Why repeat this now? First, because this lack of method will always come out just as every spell of success is always a fix, a way of getting round it. Southgate’s best moments were built on a hyper-solid defensive system that also allowed England to keep the ball. What has happened this time is that he seems to have forgotten this, to have overestimated his own capacity to find a way of playing on the hoof, to have picked a squad he doesn’t really understand.
For generations, the lack of coaching method came out in energy over technique. At this tournament it is there in technically skilled players who are uncomfortable outside of a carefully prescribed role.

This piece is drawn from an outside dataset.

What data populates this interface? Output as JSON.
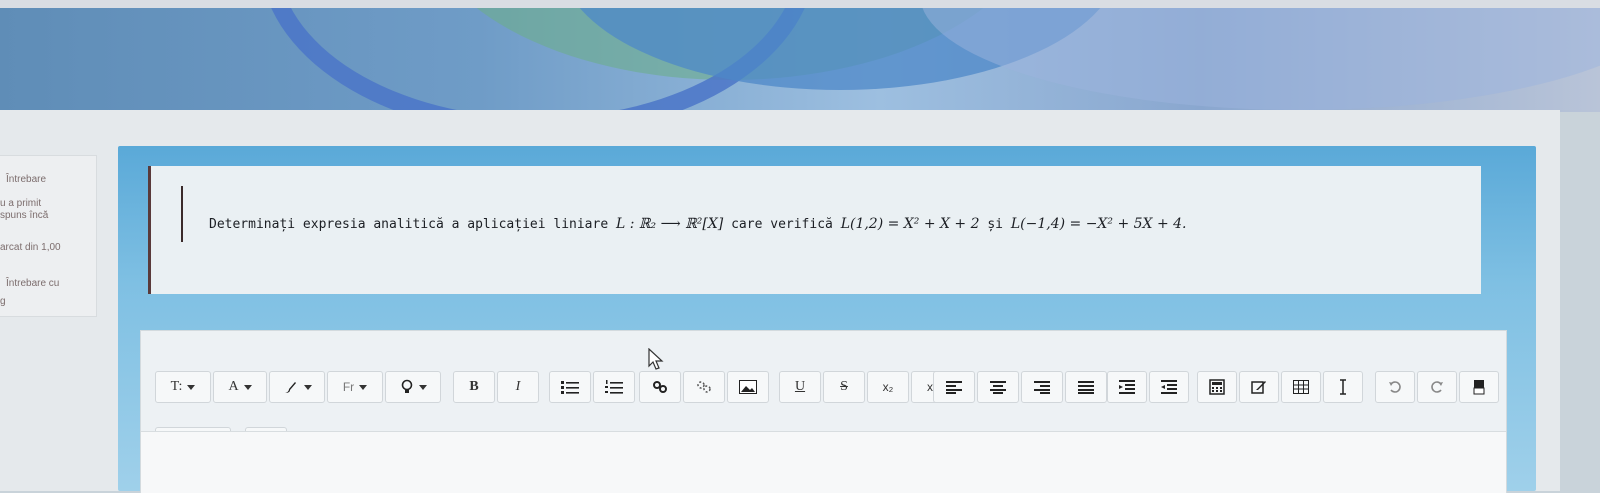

Phil Foden, we are told, must play in the same position as he does for his club or you’re “throwing him away”. Phil Foden cannot be expected to adapt to making slightly different runs. Phil Foden is one of the best players in Europe.
These statements can’t all be true. A player of Foden’s capacities should be able to do more than one thing. Square pegs in round holes is a problem we keep hearing. But why are the pegs so square?
The final reason for mentioning all this is the extreme reaction to Southgate, which has been visceral and full of rage. There is genuine hatred and frustration, as though he is responsible for every note of failure, every atomising aspect of modern life.
No doubt he could have run this team better. It has been poor. Mistakes have been made. The thing is, he is also a symptom of all this.
You get the culture you deserve. Like it or not. Southgate is what England has, the best English manager out there. There is a choice to throw cups at him or, alternatively, to rail against the culture and try to change it.
Or perhaps to accept this is where we have always been, that this is England’s contribution to the spectacle. There is a tiny chance England could end up playing Austria, their direct antagonist. Who would you like to see win that game? Rangnick’s exercise in coherent intellectual programming? Or the mess of emotions, the vast and groaning cultural construct that is England football, with all its failings, its blind spots, its strange and maddening kind of beauty?